Students walking past the Pioneer Father statue on East 13th Avenue Wednesday afternoon slowed their pace and quieted their conversations. Forty-eight mock coffins, draped in U.S. and black flags, occupied the grass courtyard between Fenton and Friendly halls to commemorate U.S. soldiers and Iraqis who have died as a result of the war in Iraq.
Eugene PeaceWorks sponsored the installation, called “Grief in Unity,” as a nonpolitical activity, event co-coordinator Craig Mahaffy said.
Of the 48 symbolic coffins, 45 shrouded in black cloth represented deceased citizens of Iraq and Afghanistan. The remaining three coffins, draped in U.S. flags, symbolized fallen American soldiers. Eugene PeaceWorks based the 15 to one ratio on the British Broadcasting Corporation’s casualty statistics as of April 1, 2006.
University faculty took turns reading aloud the names and ages of soldiers and Iraqis who have perished.
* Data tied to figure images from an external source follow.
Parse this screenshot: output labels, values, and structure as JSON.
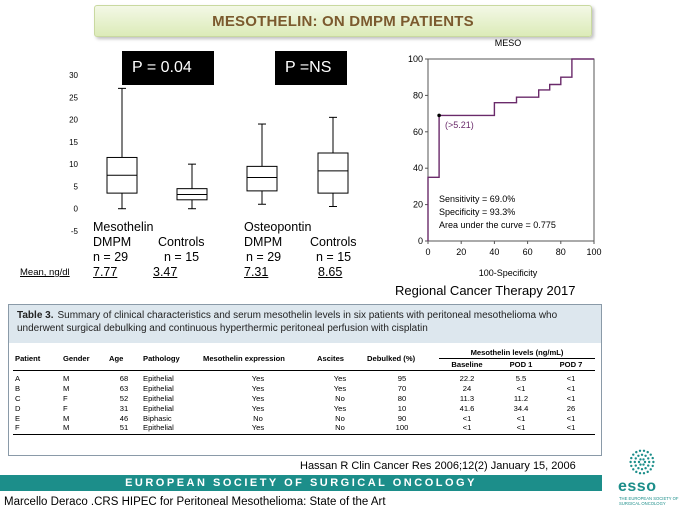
{
  "title": "MESOTHELIN: ON DMPM PATIENTS",
  "boxplot": {
    "p_value_mesothelin": "P = 0.04",
    "p_value_osteopontin": "P =NS",
    "groups": [
      {
        "marker": "Mesothelin",
        "left": "DMPM",
        "right": "Controls",
        "n_left": "n = 29",
        "n_right": "n = 15",
        "mean_left": "7.77",
        "mean_right": "3.47"
      },
      {
        "marker": "Osteopontin",
        "left": "DMPM",
        "right": "Controls",
        "n_left": "n = 29",
        "n_right": "n = 15",
        "mean_left": "7.31",
        "mean_right": "8.65"
      }
    ],
    "mean_label": "Mean, ng/dl"
  },
  "chart_data": [
    {
      "type": "box",
      "ylim": [
        -5,
        30
      ],
      "y_ticks": [
        -5,
        0,
        5,
        10,
        15,
        20,
        25,
        30
      ],
      "boxes": [
        {
          "group": "Mesothelin DMPM",
          "min": 0,
          "q1": 3.5,
          "median": 7.5,
          "q3": 11.5,
          "max": 27
        },
        {
          "group": "Mesothelin Controls",
          "min": 0,
          "q1": 2,
          "median": 3.2,
          "q3": 4.5,
          "max": 10
        },
        {
          "group": "Osteopontin DMPM",
          "min": 1,
          "q1": 4,
          "median": 7,
          "q3": 9.5,
          "max": 19
        },
        {
          "group": "Osteopontin Controls",
          "min": 0.5,
          "q1": 3.5,
          "median": 8.5,
          "q3": 12.5,
          "max": 20.5
        }
      ]
    },
    {
      "type": "line",
      "title": "MESO",
      "xlabel": "100-Specificity",
      "xlim": [
        0,
        100
      ],
      "ylim": [
        0,
        100
      ],
      "x_ticks": [
        0,
        20,
        40,
        60,
        80,
        100
      ],
      "y_ticks": [
        0,
        20,
        40,
        60,
        80,
        100
      ],
      "x": [
        0,
        0,
        6.7,
        6.7,
        13.3,
        13.3,
        40,
        40,
        53.3,
        53.3,
        66.7,
        66.7,
        73.3,
        73.3,
        80,
        80,
        86.7,
        86.7,
        100
      ],
      "y": [
        0,
        35,
        35,
        69,
        69,
        69,
        69,
        76,
        76,
        79,
        79,
        83,
        83,
        86,
        86,
        90,
        90,
        100,
        100
      ],
      "annotation": "(>5.21)",
      "stats": [
        "Sensitivity = 69.0%",
        "Specificity = 93.3%",
        "Area under the curve = 0.775"
      ]
    }
  ],
  "citation_roc": "Regional Cancer Therapy 2017",
  "table": {
    "caption_label": "Table 3.",
    "caption_text": "Summary of clinical characteristics and serum mesothelin levels in six patients with peritoneal mesothelioma who underwent surgical debulking and continuous hyperthermic peritoneal perfusion with cisplatin",
    "headers": [
      "Patient",
      "Gender",
      "Age",
      "Pathology",
      "Mesothelin expression",
      "Ascites",
      "Debulked (%)",
      "Mesothelin levels (ng/mL)"
    ],
    "subheaders": [
      "Baseline",
      "POD 1",
      "POD 7"
    ],
    "rows": [
      [
        "A",
        "M",
        "68",
        "Epithelial",
        "Yes",
        "Yes",
        "95",
        "22.2",
        "5.5",
        "<1"
      ],
      [
        "B",
        "M",
        "63",
        "Epithelial",
        "Yes",
        "Yes",
        "70",
        "24",
        "<1",
        "<1"
      ],
      [
        "C",
        "F",
        "52",
        "Epithelial",
        "Yes",
        "No",
        "80",
        "11.3",
        "11.2",
        "<1"
      ],
      [
        "D",
        "F",
        "31",
        "Epithelial",
        "Yes",
        "Yes",
        "10",
        "41.6",
        "34.4",
        "26"
      ],
      [
        "E",
        "M",
        "46",
        "Biphasic",
        "No",
        "No",
        "90",
        "<1",
        "<1",
        "<1"
      ],
      [
        "F",
        "M",
        "51",
        "Epithelial",
        "Yes",
        "No",
        "100",
        "<1",
        "<1",
        "<1"
      ]
    ]
  },
  "citation_table": "Hassan R Clin Cancer Res 2006;12(2) January 15, 2006",
  "footer": {
    "society": "EUROPEAN SOCIETY OF SURGICAL ONCOLOGY",
    "presenter": "Marcello Deraco .CRS HIPEC for Peritoneal Mesothelioma: State of the Art"
  },
  "logo": {
    "word": "esso",
    "sub": "THE EUROPEAN SOCIETY OF SURGICAL ONCOLOGY"
  },
  "colors": {
    "accent": "#1c8e8a",
    "title": "#7b5a2e",
    "roc_line": "#6a2a6a"
  },
  "icons": {
    "logo": "esso-logo-icon"
  }
}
Gina Psaki, a Romance Languages professor who also participates in the Concerned Faculty for Peace and Justice reading at the Heart of Campus on Fridays at noon, said she was incredibly humbled by the readings.
“We do it just to remember,” she said, “so they don’t disappear entirely.”
Wednesday’s event was not a demonstration or a protest, junior Nate Kirby-Glatkowski said. Instead, it was designed to “create space to grieve and acknowledge loss without political slogans,” he said.
Kirby-Glatkowski, an Iraq war veteran, spent six months during the summer and fall of 2002 working on small boat anti-smuggling operations. Now enrolled at the University, he is pursuing a degree in international studies with an emphasis on Latin American law and diplomacy.
People must set aside political agendas and focus on the loss of life, explained Kirby-Glatkowski.
“They are not dreaming, loving, talking,” he said. “They are gone.”
He said he hopes that “Grief in Unity” will stimulate others to reflect on and remember those who have died.
Mahaffy said the Iraq war is highly polarized, and Eugene PeaceWorks developed “Grief in Unity” with the intent to include all political spectrums in hopes of allowing the community to share the loss of life.
“We want to get beyond the finger-pointing,” said Mahaffy. “Coming together is a step in the right direction.”
Fliers circulated around campus by Eugene PeaceWorks earlier in the week encouraged supporters to dress for a memorial occasion. The organization also provided tissues and information about local grief counseling resources at the event for anyone in need of help dealing with feelings of loss.
A similar event took place two years ago on the lawn between the Knight Library and the Lillis Business Complex. The group chose the new location across from Johnson Hall because it offered a quieter space for people to pay their respects.